Norm’s daughter, Jenny Nancarrow said it was a wonderful idea.
“They’re amazing there, he’s been there since 2016.”
She said Norm has lived in Gympie his whole life, after being born here in 1920, and enjoyed a long career at the Gympie Times, before becoming a marriage celebrant later in life.
In 1936, at 16, Norm followed in the footsteps of his father and started an apprenticeship as a linotype operator at the Gympie Times, he went on to work for almost 40 years.

Mrs Nancarrow said her father also served in World War II as a signaller in the 1st reinforcement of the 1st Independent Company in New Guinea.
“He took time off to go to war, but when he returned he returned to the paper,” she said.
“He went over in 1941, and he came back in 1945 just before the war ended, and he was also married later that year.
“Mum and dad were married 70 years, but mum passed away a few years ago at nearly 90,” she said.

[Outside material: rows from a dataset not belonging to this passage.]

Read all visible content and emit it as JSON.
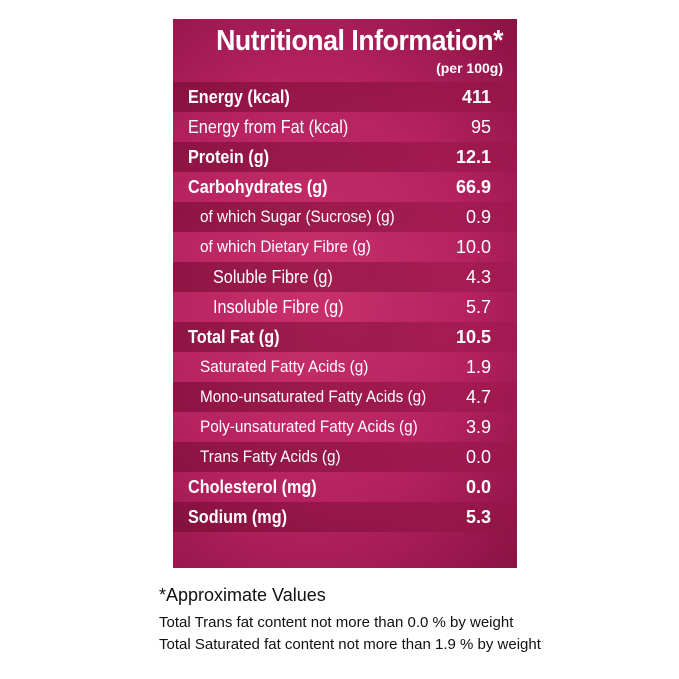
{
  "title": "Nutritional Information*",
  "subtitle": "(per 100g)",
  "rows": [
    {
      "label": "Energy (kcal)",
      "value": "411",
      "bold": true,
      "level": 0
    },
    {
      "label": "Energy from Fat (kcal)",
      "value": "95",
      "bold": false,
      "level": 0
    },
    {
      "label": "Protein (g)",
      "value": "12.1",
      "bold": true,
      "level": 0
    },
    {
      "label": "Carbohydrates (g)",
      "value": "66.9",
      "bold": true,
      "level": 0
    },
    {
      "label": "of which Sugar (Sucrose) (g)",
      "value": "0.9",
      "bold": false,
      "level": 1
    },
    {
      "label": "of which Dietary Fibre (g)",
      "value": "10.0",
      "bold": false,
      "level": 1
    },
    {
      "label": "Soluble Fibre (g)",
      "value": "4.3",
      "bold": false,
      "level": 2
    },
    {
      "label": "Insoluble Fibre (g)",
      "value": "5.7",
      "bold": false,
      "level": 2
    },
    {
      "label": "Total Fat (g)",
      "value": "10.5",
      "bold": true,
      "level": 0
    },
    {
      "label": "Saturated Fatty Acids (g)",
      "value": "1.9",
      "bold": false,
      "level": 1
    },
    {
      "label": "Mono-unsaturated Fatty Acids (g)",
      "value": "4.7",
      "bold": false,
      "level": 1
    },
    {
      "label": "Poly-unsaturated Fatty Acids (g)",
      "value": "3.9",
      "bold": false,
      "level": 1
    },
    {
      "label": "Trans Fatty Acids (g)",
      "value": "0.0",
      "bold": false,
      "level": 1
    },
    {
      "label": "Cholesterol (mg)",
      "value": "0.0",
      "bold": true,
      "level": 0
    },
    {
      "label": "Sodium (mg)",
      "value": "5.3",
      "bold": true,
      "level": 0
    }
  ],
  "footnotes": {
    "approx": "*Approximate Values",
    "trans": "Total Trans fat content not more than 0.0 % by weight",
    "saturated": "Total Saturated fat content not more than 1.9 % by weight"
  },
  "colors": {
    "panel": "#b52260",
    "stripe": "#8e1444",
    "text": "#ffffff"
  }
}
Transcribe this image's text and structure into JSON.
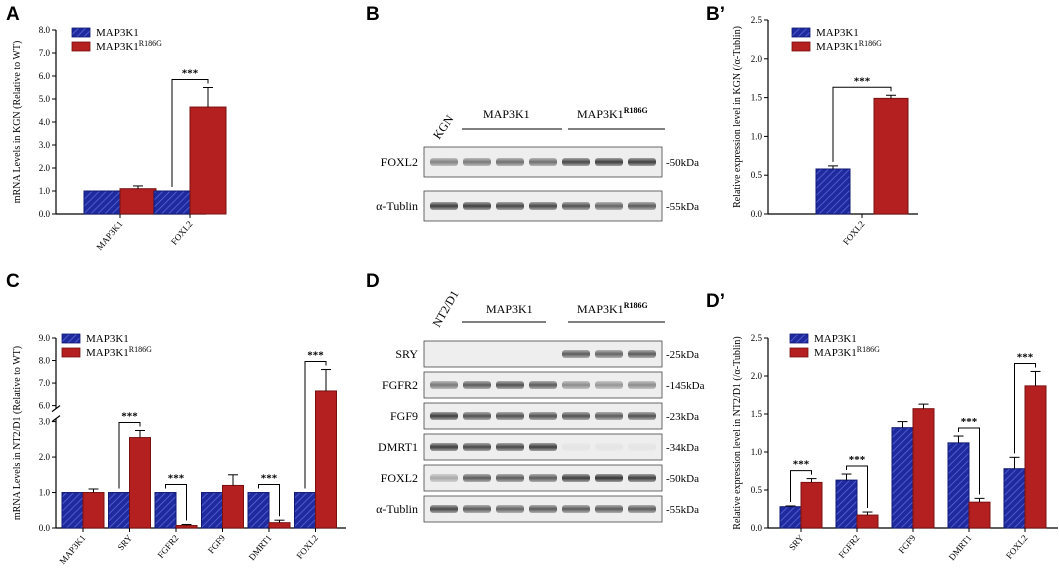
{
  "colors": {
    "blue": "#1f2a9e",
    "red": "#b41f1f",
    "black": "#000000"
  },
  "legend": {
    "series1": "MAP3K1",
    "series2_base": "MAP3K1",
    "series2_sup": "R186G"
  },
  "panels": {
    "A": {
      "label": "A"
    },
    "B": {
      "label": "B",
      "lanes": {
        "kgn": "KGN",
        "wt": "MAP3K1",
        "mut_base": "MAP3K1",
        "mut_sup": "R186G"
      },
      "blots": [
        {
          "name": "FOXL2",
          "kda": "-50kDa"
        },
        {
          "name": "α-Tublin",
          "kda": "-55kDa"
        }
      ]
    },
    "Bp": {
      "label": "B’"
    },
    "C": {
      "label": "C"
    },
    "D": {
      "label": "D",
      "lanes": {
        "kgn": "NT2/D1",
        "wt": "MAP3K1",
        "mut_base": "MAP3K1",
        "mut_sup": "R186G"
      },
      "blots": [
        {
          "name": "SRY",
          "kda": "-25kDa"
        },
        {
          "name": "FGFR2",
          "kda": "-145kDa"
        },
        {
          "name": "FGF9",
          "kda": "-23kDa"
        },
        {
          "name": "DMRT1",
          "kda": "-34kDa"
        },
        {
          "name": "FOXL2",
          "kda": "-50kDa"
        },
        {
          "name": "α-Tublin",
          "kda": "-55kDa"
        }
      ]
    },
    "Dp": {
      "label": "D’"
    }
  },
  "chart_data": [
    {
      "id": "A",
      "type": "bar",
      "ylabel": "mRNA Levels in KGN (Relative to WT)",
      "ylim": [
        0,
        8
      ],
      "yticks": [
        "0.0",
        "1.0",
        "2.0",
        "3.0",
        "4.0",
        "5.0",
        "6.0",
        "7.0",
        "8.0"
      ],
      "categories": [
        "MAP3K1",
        "FOXL2"
      ],
      "series": [
        {
          "name": "MAP3K1",
          "values": [
            1.0,
            1.0
          ],
          "errors": [
            0,
            0
          ]
        },
        {
          "name": "MAP3K1R186G",
          "values": [
            1.1,
            4.65
          ],
          "errors": [
            0.12,
            0.85
          ]
        }
      ],
      "significance": [
        {
          "category": "FOXL2",
          "text": "***"
        }
      ]
    },
    {
      "id": "Bp",
      "type": "bar",
      "ylabel": "Relative expression level in KGN (/α-Tublin)",
      "ylim": [
        0,
        2.5
      ],
      "yticks": [
        "0.0",
        "0.5",
        "1.0",
        "1.5",
        "2.0",
        "2.5"
      ],
      "categories": [
        "FOXL2"
      ],
      "series": [
        {
          "name": "MAP3K1",
          "values": [
            0.58
          ],
          "errors": [
            0.04
          ]
        },
        {
          "name": "MAP3K1R186G",
          "values": [
            1.49
          ],
          "errors": [
            0.04
          ]
        }
      ],
      "significance": [
        {
          "category": "FOXL2",
          "text": "***"
        }
      ]
    },
    {
      "id": "C",
      "type": "bar",
      "ylabel": "mRNA Levels in NT2/D1 (Relative to WT)",
      "ylim": [
        0,
        9
      ],
      "axis_break": [
        3.0,
        6.0
      ],
      "yticks": [
        "0.0",
        "1.0",
        "2.0",
        "3.0",
        "6.0",
        "7.0",
        "8.0",
        "9.0"
      ],
      "categories": [
        "MAP3K1",
        "SRY",
        "FGFR2",
        "FGF9",
        "DMRT1",
        "FOXL2"
      ],
      "series": [
        {
          "name": "MAP3K1",
          "values": [
            1.0,
            1.0,
            1.0,
            1.0,
            1.0,
            1.0
          ],
          "errors": [
            0,
            0,
            0,
            0,
            0,
            0
          ]
        },
        {
          "name": "MAP3K1R186G",
          "values": [
            1.0,
            2.55,
            0.07,
            1.2,
            0.15,
            6.65
          ],
          "errors": [
            0.1,
            0.2,
            0.03,
            0.3,
            0.07,
            0.95
          ]
        }
      ],
      "significance": [
        {
          "category": "SRY",
          "text": "***"
        },
        {
          "category": "FGFR2",
          "text": "***"
        },
        {
          "category": "DMRT1",
          "text": "***"
        },
        {
          "category": "FOXL2",
          "text": "***"
        }
      ]
    },
    {
      "id": "Dp",
      "type": "bar",
      "ylabel": "Relative expression level in NT2/D1 (/α-Tublin)",
      "ylim": [
        0,
        2.5
      ],
      "yticks": [
        "0.0",
        "0.5",
        "1.0",
        "1.5",
        "2.0",
        "2.5"
      ],
      "categories": [
        "SRY",
        "FGFR2",
        "FGF9",
        "DMRT1",
        "FOXL2"
      ],
      "series": [
        {
          "name": "MAP3K1",
          "values": [
            0.28,
            0.63,
            1.32,
            1.12,
            0.78
          ],
          "errors": [
            0.01,
            0.08,
            0.08,
            0.09,
            0.15
          ]
        },
        {
          "name": "MAP3K1R186G",
          "values": [
            0.6,
            0.17,
            1.57,
            0.34,
            1.87
          ],
          "errors": [
            0.05,
            0.04,
            0.06,
            0.05,
            0.19
          ]
        }
      ],
      "significance": [
        {
          "category": "SRY",
          "text": "***"
        },
        {
          "category": "FGFR2",
          "text": "***"
        },
        {
          "category": "DMRT1",
          "text": "***"
        },
        {
          "category": "FOXL2",
          "text": "***"
        }
      ]
    }
  ]
}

Norm and his late wife, Jean, had Jenny and her older brother Bill, who sadly passed away at a young age.
He also has three grandchildren and two great-grandchildren.
After retiring from the Gympie Times in 1975, Norm became a marriage celebrant until 1991, when his eyesight deteriorated.
“He married a lot of couples, he really enjoyed it and he loved the weddings,” Mrs Nancarrow said.

“He also used to talk on the HAM radio overseas, like amateur radio.
“That was his hobby because he could do that even though he had no eyesight and he talked about everything, making friends all over the world.”
In 1996, he also published a book, My Highway of Life, a memoir detailing his army experiences, life after war, family life and the loss of his eyesight.